24 June 2011
By Hepeng Jia/Beijing, China
Harbin Pharmaceutical Group, a major pharmaceutical company in northeast China's Heilongjiang Province that specialises in antibiotics, has signed an agreement with Acheng District government (a suburb of Harbin) to build a new production plant. The agreement follows a recent pollution scandal involving the company that resulted in its active pharmaceutical ingredients (API) workshop being closed.
The pollution scandal - waste gases and water that exceeded legal pollution limits were released into the environment by Harbin - highlights pollution from China's booming API manufacturing business as a major environmental challenge. According to China's official Xinhua News Agency, Harbin's new production plant will not emit pollutants above the national standard, and the first phase of the project should be completed by 2013 and should cost Yuan2 billion (£193.3 million)

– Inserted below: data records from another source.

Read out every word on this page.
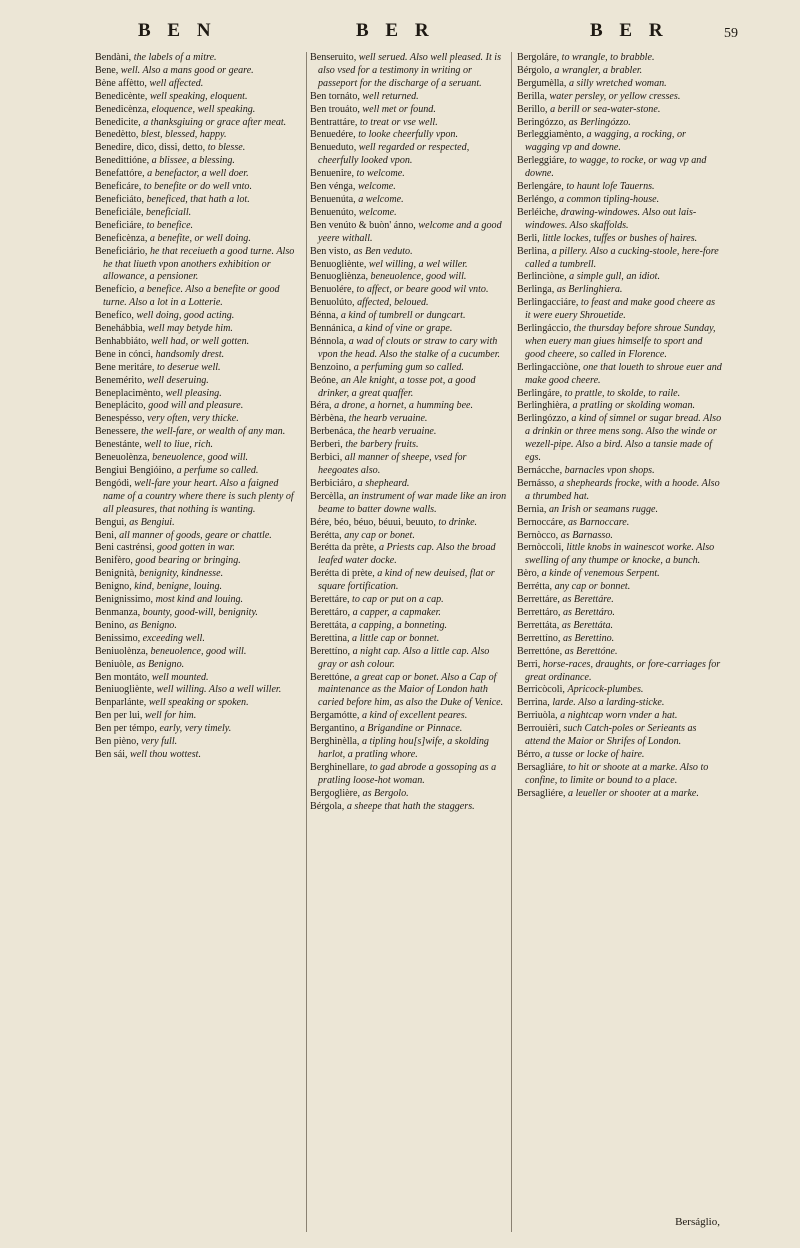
B E N	B E R	B E R	59

Bendàni, the labels of a mitre.

Bene, well. Also a mans good or geare.

Bène affètto, well affected.

Benedicènte, well speaking, eloquent.

Benedicènza, eloquence, well speaking.

Benedicite, a thanksgiuing or grace after meat.

Benedètto, blest, blessed, happy.

Benedire, dico, dissi, detto, to blesse.

Benedittióne, a blissee, a blessing.

Benefattóre, a benefactor, a well doer.

Beneficáre, to benefite or do well vnto.

Beneficiáto, beneficed, that hath a lot.

Beneficiále, beneficiall.

Beneficiáre, to benefice.

Beneficènza, a benefite, or well doing.

Beneficiário, he that receiueth a good turne. Also he that liueth vpon anothers exhibition or allowance, a pensioner.

Benefício, a benefice. Also a benefite or good turne. Also a lot in a Lotterie.

Benefíco, well doing, good acting.

Benehábbia, well may betyde him.

Benhabbiáto, well had, or well gotten.

Bene in cónci, handsomly drest.

Bene meritáre, to deserue well.

Benemérito, well deseruing.

Beneplacimènto, well pleasing.

Beneplácito, good will and pleasure.

Benespésso, very often, very thicke.

Benessere, the well-fare, or wealth of any man.

Benestánte, well to liue, rich.

Beneuolènza, beneuolence, good will.

Bengiui Bengióino, a perfume so called.

Bengódi, well-fare your heart. Also a faigned name of a country where there is such plenty of all pleasures, that nothing is wanting.

Bengui, as Bengiui.

Beni, all manner of goods, geare or chattle.

Beni castrénsi, good gotten in war.

Benifèro, good bearing or bringing.

Benignità, benignity, kindnesse.

Benigno, kind, benigne, louing.

Benignissimo, most kind and louing.

Benmanza, bounty, good-will, benignity.

Benino, as Benigno.

Benissimo, exceeding well.

Beniuolènza, beneuolence, good will.

Beniuòle, as Benigno.

Ben montáto, well mounted.

Beniuogliènte, well willing. Also a well willer.

Benparlánte, well speaking or spoken.

Ben per lui, well for him.

Ben per témpo, early, very timely.

Ben pièno, very full.

Ben sái, well thou wottest.

Benseruito, well serued. Also well pleased. It is also vsed for a testimony in writing or passeport for the discharge of a seruant.

Ben tornáto, well returned.

Ben trouáto, well met or found.

Bentrattáre, to treat or vse well.

Benuedére, to looke cheerfully vpon.

Benueduto, well regarded or respected, cheerfully looked vpon.

Benuenire, to welcome.

Ben vénga, welcome.

Benuenúta, a welcome.

Benuenúto, welcome.

Ben venúto & buòn' ánno, welcome and a good yeere withall.

Ben visto, as Ben veduto.

Benuogliènte, wel willing, a wel willer.

Benuogliènza, beneuolence, good will.

Benuolére, to affect, or beare good wil vnto.

Benuolúto, affected, beloued.

Bénna, a kind of tumbrell or dungcart.

Bennánica, a kind of vine or grape.

Bénnola, a wad of clouts or straw to cary with vpon the head. Also the stalke of a cucumber.

Benzoino, a perfuming gum so called.

Beóne, an Ale knight, a tosse pot, a good drinker, a great quaffer.

Béra, a drone, a hornet, a humming bee.

Bèrbèna, the hearb veruaine.

Berbenáca, the hearb veruaine.

Berberi, the barbery fruits.

Berbici, all manner of sheepe, vsed for heegoates also.

Berbiciáro, a shepheard.

Bercèlla, an instrument of war made like an iron beame to batter downe walls.

Bére, béo, béuo, béuui, beuuto, to drinke.

Berétta, any cap or bonet.

Berétta da prète, a Priests cap. Also the broad leafed water docke.

Berétta di prète, a kind of new deuised, flat or square fortification.

Berettáre, to cap or put on a cap.

Berettáro, a capper, a capmaker.

Berettáta, a capping, a bonneting.

Berettina, a little cap or bonnet.

Berettíno, a night cap. Also a little cap. Also gray or ash colour.

Berettóne, a great cap or bonet. Also a Cap of maintenance as the Maior of London hath caried before him, as also the Duke of Venice.

Bergamótte, a kind of excellent peares.

Bergantino, a Brigandine or Pinnace.

Berghinèlla, a tipling hou[s]wife, a skolding harlot, a pratling whore.

Berghinellare, to gad abrode a gossoping as a pratling loose-hot woman.

Bergoglière, as Bergolo.

Bérgola, a sheepe that hath the staggers.

Bergoláre, to wrangle, to brabble.

Bérgolo, a wrangler, a brabler.

Bergumèlla, a silly wretched woman.

Berilla, water persley, or yellow cresses.

Berillo, a berill or sea-water-stone.

Beringózzo, as Berlingózzo.

Berleggiamènto, a wagging, a rocking, or wagging vp and downe.

Berleggiáre, to wagge, to rocke, or wag vp and downe.

Berlengáre, to haunt lofe Tauerns.

Berléngo, a common tipling-house.

Berléiche, drawing-windowes. Also out lais-windowes. Also skaffolds.

Berli, little lockes, tuffes or bushes of haires.

Berlina, a pillery. Also a cucking-stoole, here-fore called a tumbrell.

Berlinciòne, a simple gull, an idiot.

Berlinga, as Berlinghiera.

Berlingacciáre, to feast and make good cheere as it were euery Shrouetide.

Berlingáccio, the thursday before shroue Sunday, when euery man giues himselfe to sport and good cheere, so called in Florence.

Berlingacciòne, one that loueth to shroue euer and make good cheere.

Berlingáre, to prattle, to skolde, to raile.

Berlinghièra, a pratling or skolding woman.

Berlingózzo, a kind of simnel or sugar bread. Also a drinkin or three mens song. Also the winde or wezell-pipe. Also a bird. Also a tansie made of egs.

Bernácche, barnacles vpon shops.

Bernásso, a shepheards frocke, with a hoode. Also a thrumbed hat.

Bernia, an Irish or seamans rugge.

Bernoccáre, as Barnoccare.

Bernòcco, as Barnasso.

Bernòccoli, little knobs in wainescot worke. Also swelling of any thumpe or knocke, a bunch.

Bèro, a kinde of venemous Serpent.

Berrétta, any cap or bonnet.

Berrettáre, as Berettáre.

Berrettáro, as Berettáro.

Berrettáta, as Berettáta.

Berrettíno, as Berettino.

Berrettóne, as Berettóne.

Berri, horse-races, draughts, or fore-carriages for great ordinance.

Berricòcoli, Apricock-plumbes.

Berrina, larde. Also a larding-sticke.

Berriuòla, a nightcap worn vnder a hat.

Berrouièri, such Catch-poles or Serieants as attend the Maior or Shrifes of London.

Bérro, a tusse or locke of haire.

Bersagliáre, to hit or shoote at a marke. Also to confine, to limite or bound to a place.

Bersagliére, a leueller or shooter at a marke.

Berságlio,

API pollution problems seem to continue even after the Chinese government's increased efforts to reduce the environmental pollution from the pharmaceutical industry. In July 2010, the Chinese Ministry of Environmental Protection (MEP) released a new, harsher set of standards for the discharge of pharmaceutical pollutants into water, after it identified the industry as one of the key polluting sources. However, the fast developing API making business is frustrating the government's efforts.

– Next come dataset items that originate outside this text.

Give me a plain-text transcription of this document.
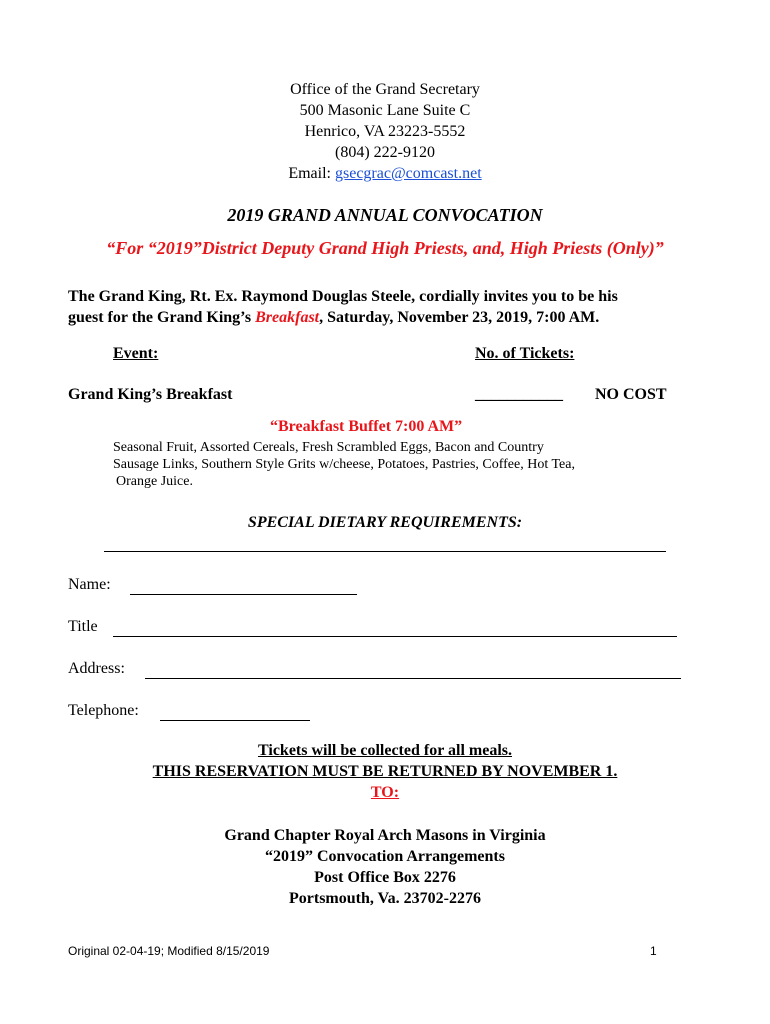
Office of the Grand Secretary
500 Masonic Lane Suite C
Henrico, VA 23223-5552
(804) 222-9120
Email: gsecgrac@comcast.net
2019 GRAND ANNUAL CONVOCATION
“For “2019”District Deputy Grand High Priests, and, High Priests (Only)”
The Grand King, Rt. Ex. Raymond Douglas Steele, cordially invites you to be his
guest for the Grand King’s Breakfast, Saturday, November 23, 2019, 7:00 AM.
Event:	No. of Tickets:
Grand King’s Breakfast	___________ NO COST
“Breakfast Buffet 7:00 AM”
Seasonal Fruit, Assorted Cereals, Fresh Scrambled Eggs, Bacon and Country
Sausage Links, Southern Style Grits w/cheese, Potatoes, Pastries, Coffee, Hot Tea,
Orange Juice.
SPECIAL DIETARY REQUIREMENTS:
Name:
Title
Address:
Telephone:
Tickets will be collected for all meals.
THIS RESERVATION MUST BE RETURNED BY NOVEMBER 1.
TO:
Grand Chapter Royal Arch Masons in Virginia
“2019” Convocation Arrangements
Post Office Box 2276
Portsmouth, Va. 23702-2276
Original 02-04-19; Modified 8/15/2019	1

Pharmaceutical pollution in China is on the increase and it's getting harder to control
© Thinkstock
Ren Liren, director for Hebei Province-based National Engineering Centre for Pharmaceutical Pollution Water Discharges, was quoted by local media as saying that it is easier to meet the new discharge standards for conventional end drugs, but most API makers are finding it difficult to fulfill this goal.

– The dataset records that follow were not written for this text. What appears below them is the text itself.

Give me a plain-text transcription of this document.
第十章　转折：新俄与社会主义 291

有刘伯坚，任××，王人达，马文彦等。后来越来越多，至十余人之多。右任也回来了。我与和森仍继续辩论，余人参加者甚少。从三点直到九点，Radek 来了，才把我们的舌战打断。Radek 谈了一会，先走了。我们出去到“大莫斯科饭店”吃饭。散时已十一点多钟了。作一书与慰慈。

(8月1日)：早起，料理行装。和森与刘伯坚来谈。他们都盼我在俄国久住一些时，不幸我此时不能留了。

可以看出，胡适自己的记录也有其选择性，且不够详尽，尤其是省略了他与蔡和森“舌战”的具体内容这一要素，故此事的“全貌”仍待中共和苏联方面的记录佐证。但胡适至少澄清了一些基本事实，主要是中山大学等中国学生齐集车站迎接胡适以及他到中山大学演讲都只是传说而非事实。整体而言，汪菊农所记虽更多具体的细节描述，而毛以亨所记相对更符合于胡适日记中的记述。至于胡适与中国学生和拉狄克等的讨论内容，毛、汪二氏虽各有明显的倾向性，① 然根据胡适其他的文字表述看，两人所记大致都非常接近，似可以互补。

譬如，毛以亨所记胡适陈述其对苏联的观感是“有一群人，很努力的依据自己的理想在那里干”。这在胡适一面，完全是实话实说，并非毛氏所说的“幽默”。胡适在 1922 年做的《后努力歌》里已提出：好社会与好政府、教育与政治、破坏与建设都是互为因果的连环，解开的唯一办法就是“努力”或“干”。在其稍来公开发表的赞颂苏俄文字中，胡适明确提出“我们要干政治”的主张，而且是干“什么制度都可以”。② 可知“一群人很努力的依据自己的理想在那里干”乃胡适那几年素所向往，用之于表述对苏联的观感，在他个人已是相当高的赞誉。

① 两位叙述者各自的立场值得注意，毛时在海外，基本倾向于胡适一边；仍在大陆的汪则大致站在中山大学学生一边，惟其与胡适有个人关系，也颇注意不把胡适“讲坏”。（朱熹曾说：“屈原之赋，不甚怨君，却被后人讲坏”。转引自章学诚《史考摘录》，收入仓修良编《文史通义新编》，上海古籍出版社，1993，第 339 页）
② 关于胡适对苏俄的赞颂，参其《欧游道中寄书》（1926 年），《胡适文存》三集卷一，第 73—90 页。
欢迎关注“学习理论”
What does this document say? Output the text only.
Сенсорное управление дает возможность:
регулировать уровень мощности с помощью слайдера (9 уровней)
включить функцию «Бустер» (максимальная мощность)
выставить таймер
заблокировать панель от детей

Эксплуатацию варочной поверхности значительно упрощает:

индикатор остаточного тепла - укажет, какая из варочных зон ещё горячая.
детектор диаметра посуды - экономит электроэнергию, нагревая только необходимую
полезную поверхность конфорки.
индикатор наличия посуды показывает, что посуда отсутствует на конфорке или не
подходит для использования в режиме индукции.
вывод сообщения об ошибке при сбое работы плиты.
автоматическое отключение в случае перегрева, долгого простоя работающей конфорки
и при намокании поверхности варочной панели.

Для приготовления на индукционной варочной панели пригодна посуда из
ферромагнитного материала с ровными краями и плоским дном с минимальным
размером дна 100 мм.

China has become the world's largest API maker, with its two million tonnes of annual output accounting for 20 per cent of the world's total. 'Compared with other chemical industries, the costs to control pharmaceutical pollution are much higher, as many more materials are required to produce the same unit of end products, says Yu Zailin, president of Beijing-based Weiming Fortune Gene Drug Research Centre. 'There is much more diversity of pollutants in the pharmaceutical industry. This is particularly true for the API industry,' he adds.
Domestic pharma companies are reluctant to increase investment in environmental protection, as severe industry competition has pushed prices of products lower, therefore affecting profits. 'API exports are becoming the main new profit source for Chinese pharma companies, given the lack of output of innovative drugs,' Yu tells Chemistry World.
As it is hard for the average pharma company to invest in ways to reduce pollution, Ren suggests that a solution could be to group companies within pharmaceutical industrial parks. Every company's polluting discharges could then be processed in one place and in large amounts, he says. Yu agrees with this solution and adds that local government should invest in these common environmental facilities to reduce pollution while alleviating individual company's costs.